WEST LAFAYETTE, Ind. — Parents are often tapped to review drafts from their high school students' papers, and a Purdue University online resource can help them sharpen their editing skills, especially when it comes to unintentional plagiarism.

"Parents probably remember their papers as standard book reports where they repeated and summarized information, but students today, starting as young as middle school, are learning research skills for traditional and multimedia projects and how to apply critical thinking skills for their own analysis," says Tammy Conard-Salvo, associate director of the Purdue Online Writing Lab. "This can be a transition for parents and students, and when plagiarism happens it is often unintentional."

Problems often occur when students are challenged to begin with their own opinion and then support it with other sources in a research paper, she says. Students need to properly credit and attribute the information.

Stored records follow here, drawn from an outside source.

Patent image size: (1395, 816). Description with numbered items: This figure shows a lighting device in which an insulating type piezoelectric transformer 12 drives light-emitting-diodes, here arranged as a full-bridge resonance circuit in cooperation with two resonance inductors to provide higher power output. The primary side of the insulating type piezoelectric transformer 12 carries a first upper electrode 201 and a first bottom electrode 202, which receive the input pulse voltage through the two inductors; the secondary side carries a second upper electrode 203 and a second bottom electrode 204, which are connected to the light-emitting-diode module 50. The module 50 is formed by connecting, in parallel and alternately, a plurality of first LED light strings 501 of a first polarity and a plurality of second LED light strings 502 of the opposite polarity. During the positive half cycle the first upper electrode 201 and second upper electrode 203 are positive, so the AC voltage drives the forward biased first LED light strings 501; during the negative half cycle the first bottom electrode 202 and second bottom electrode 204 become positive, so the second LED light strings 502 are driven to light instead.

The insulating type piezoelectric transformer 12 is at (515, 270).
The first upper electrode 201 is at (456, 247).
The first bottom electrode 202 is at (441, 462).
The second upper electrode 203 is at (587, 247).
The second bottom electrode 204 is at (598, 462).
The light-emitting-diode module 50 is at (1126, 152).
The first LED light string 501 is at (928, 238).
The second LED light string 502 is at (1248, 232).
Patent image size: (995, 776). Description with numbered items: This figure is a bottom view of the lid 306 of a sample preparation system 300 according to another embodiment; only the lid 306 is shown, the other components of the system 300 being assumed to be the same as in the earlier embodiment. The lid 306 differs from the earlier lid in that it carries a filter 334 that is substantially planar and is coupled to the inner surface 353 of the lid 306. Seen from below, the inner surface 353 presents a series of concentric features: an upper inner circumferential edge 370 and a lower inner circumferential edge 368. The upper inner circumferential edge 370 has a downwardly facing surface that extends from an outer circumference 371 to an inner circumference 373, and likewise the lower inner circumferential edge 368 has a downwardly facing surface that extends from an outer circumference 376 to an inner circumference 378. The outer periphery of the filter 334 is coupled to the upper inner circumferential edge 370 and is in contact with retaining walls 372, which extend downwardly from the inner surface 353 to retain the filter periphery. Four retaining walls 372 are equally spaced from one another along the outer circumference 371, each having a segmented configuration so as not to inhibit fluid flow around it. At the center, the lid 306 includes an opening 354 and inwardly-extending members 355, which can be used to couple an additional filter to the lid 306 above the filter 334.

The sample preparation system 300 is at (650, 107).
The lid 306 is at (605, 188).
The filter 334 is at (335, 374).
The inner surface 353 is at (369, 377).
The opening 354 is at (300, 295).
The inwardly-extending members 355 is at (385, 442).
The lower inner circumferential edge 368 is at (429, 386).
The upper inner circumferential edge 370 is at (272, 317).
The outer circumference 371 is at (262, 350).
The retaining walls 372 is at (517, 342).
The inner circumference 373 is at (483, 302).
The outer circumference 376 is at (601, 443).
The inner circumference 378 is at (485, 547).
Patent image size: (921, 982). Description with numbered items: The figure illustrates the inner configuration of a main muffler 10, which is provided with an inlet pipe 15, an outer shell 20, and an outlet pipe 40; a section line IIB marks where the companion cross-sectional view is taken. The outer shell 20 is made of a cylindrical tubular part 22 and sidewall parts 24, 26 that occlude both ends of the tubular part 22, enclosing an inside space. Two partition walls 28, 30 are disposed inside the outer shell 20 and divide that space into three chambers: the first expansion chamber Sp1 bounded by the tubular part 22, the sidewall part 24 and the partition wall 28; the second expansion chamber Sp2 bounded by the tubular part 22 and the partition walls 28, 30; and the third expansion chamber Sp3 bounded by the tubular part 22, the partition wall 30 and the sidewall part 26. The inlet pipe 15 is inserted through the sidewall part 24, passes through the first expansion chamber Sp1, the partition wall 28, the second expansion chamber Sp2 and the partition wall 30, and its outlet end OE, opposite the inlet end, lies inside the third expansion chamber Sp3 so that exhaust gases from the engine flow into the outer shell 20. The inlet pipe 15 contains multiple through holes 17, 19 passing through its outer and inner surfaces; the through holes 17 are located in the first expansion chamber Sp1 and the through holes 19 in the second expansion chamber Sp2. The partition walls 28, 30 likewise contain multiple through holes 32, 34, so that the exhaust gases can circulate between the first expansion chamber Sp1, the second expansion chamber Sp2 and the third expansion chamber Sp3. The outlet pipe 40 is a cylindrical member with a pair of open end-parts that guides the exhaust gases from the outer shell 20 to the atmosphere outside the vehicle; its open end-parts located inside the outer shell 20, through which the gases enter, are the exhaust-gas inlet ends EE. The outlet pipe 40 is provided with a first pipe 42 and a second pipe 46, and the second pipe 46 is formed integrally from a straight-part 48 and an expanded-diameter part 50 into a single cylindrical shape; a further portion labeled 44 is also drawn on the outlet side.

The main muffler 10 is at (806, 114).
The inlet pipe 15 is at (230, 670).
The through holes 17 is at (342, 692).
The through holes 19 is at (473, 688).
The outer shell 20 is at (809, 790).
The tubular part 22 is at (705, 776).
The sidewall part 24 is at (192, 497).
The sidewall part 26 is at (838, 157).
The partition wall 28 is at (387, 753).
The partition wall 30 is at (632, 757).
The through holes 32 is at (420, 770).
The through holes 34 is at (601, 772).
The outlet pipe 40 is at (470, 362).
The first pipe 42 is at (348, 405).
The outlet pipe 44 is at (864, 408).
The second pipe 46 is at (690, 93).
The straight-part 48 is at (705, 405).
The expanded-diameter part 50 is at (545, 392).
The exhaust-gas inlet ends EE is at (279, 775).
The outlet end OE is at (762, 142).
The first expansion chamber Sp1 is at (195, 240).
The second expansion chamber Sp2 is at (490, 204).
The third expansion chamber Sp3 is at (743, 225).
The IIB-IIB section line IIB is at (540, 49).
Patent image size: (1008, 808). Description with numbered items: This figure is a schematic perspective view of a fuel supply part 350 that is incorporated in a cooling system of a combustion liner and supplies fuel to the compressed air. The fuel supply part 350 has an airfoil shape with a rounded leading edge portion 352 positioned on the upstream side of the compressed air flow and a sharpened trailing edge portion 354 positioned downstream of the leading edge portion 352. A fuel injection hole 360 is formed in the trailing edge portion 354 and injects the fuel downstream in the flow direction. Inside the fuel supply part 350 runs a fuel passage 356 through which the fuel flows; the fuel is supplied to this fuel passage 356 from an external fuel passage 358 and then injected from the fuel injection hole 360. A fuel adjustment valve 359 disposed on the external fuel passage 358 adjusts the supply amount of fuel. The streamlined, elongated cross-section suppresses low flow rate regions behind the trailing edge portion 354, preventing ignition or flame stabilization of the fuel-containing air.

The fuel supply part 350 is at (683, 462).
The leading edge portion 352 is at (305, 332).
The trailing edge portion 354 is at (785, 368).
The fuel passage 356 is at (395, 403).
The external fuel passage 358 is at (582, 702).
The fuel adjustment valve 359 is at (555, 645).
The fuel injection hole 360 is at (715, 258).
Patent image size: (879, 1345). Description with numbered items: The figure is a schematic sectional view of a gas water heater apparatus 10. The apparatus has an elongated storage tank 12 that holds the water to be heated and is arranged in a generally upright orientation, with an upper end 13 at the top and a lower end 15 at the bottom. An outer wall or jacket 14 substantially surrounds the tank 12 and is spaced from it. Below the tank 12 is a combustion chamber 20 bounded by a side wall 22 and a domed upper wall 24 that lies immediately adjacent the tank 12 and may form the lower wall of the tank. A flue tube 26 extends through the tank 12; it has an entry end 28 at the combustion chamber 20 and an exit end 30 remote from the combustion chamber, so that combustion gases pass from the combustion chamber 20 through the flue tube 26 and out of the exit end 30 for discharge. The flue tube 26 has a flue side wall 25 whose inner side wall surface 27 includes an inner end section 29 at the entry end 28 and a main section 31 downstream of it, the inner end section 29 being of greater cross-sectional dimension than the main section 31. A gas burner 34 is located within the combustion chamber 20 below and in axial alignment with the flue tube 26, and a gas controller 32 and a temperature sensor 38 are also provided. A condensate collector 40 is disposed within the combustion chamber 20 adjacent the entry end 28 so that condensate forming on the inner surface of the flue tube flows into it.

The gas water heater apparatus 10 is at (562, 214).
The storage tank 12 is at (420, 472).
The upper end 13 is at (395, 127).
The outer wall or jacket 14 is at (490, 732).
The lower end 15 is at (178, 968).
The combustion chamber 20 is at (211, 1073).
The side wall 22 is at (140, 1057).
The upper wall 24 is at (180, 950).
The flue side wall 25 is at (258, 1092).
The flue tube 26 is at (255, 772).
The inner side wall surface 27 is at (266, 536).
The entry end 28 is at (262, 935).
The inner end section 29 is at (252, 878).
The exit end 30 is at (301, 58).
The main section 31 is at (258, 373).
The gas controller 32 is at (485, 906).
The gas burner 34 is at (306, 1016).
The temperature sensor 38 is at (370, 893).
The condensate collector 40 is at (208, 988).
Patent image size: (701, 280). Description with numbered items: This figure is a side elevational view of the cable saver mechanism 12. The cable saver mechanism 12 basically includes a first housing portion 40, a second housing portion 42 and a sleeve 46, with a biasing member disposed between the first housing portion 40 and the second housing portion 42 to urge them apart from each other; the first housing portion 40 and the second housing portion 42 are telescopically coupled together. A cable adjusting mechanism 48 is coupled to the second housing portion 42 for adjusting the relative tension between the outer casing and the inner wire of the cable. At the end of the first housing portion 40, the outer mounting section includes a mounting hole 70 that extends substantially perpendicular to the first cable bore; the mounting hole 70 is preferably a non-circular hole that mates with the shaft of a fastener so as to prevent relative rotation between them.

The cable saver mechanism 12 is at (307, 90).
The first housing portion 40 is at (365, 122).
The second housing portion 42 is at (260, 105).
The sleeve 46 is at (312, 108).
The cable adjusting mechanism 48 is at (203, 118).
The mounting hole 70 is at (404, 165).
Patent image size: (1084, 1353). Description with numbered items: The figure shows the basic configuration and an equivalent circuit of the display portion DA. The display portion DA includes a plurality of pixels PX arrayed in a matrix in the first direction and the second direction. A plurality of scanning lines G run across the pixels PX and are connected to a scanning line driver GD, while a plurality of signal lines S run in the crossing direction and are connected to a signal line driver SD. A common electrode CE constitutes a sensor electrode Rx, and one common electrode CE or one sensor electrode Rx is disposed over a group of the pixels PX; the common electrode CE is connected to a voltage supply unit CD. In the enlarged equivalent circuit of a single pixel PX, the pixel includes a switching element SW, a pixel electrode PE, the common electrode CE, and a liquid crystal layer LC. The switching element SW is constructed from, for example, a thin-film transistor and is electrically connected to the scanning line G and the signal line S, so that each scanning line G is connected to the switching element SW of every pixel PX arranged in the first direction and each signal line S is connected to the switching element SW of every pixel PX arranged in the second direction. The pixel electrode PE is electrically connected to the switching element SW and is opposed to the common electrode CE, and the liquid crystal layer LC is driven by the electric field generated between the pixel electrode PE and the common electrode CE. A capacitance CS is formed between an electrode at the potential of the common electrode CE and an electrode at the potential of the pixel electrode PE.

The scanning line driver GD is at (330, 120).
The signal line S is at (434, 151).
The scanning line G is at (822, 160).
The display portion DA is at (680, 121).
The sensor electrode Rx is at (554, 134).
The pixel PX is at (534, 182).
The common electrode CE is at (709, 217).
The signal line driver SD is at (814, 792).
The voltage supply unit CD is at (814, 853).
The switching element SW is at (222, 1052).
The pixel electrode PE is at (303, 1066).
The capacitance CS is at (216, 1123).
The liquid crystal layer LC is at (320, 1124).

"There is a balance with reporting and analyzing," Conard-Salvo says. "Mistakes can happen when a student just sticks a quote or passage in the paper. Instead, incorporate the passage with the proper citation and then follow up with your own analysis. Remember, give credit where credit is due and document any content that isn't your own or isn't common knowledge."

These rules also extend from content to charts, graphs, video, images and illustrations.

Here are some best practices that parents and teachers can teach students to help them avoid plagiarizing:

* While taking notes, the students should mark what needs to be quoted with a "Q" and your own thoughts with "ME."

* Information does not need to be cited if it is common knowledge, which means the same information is found undocumented in five other sources.

* To be safe, use an attribution statement, such as "According to …" so it is clear the information is being paraphrased.

*  Just in case a question does come up, students should keep their previous revised paper drafts and while revising the electronic document, save previous copies so there is a history of edits.

More tips are available at http://owl.english.purdue.edu/owl/resource/589/03/

Students, parents and teachers who have questions about plagiarism or citations can email questions to writing tutors or access more than 400 resource tools on writing skills and issues at Purdue's Online Writing Lab, http://owl.english.purdue.edu/owl/

Topics include citation resources, grammar, punctuation and résumés. Purdue's OWL received 231 million hits from 125 countries during the 2011-12 academic year.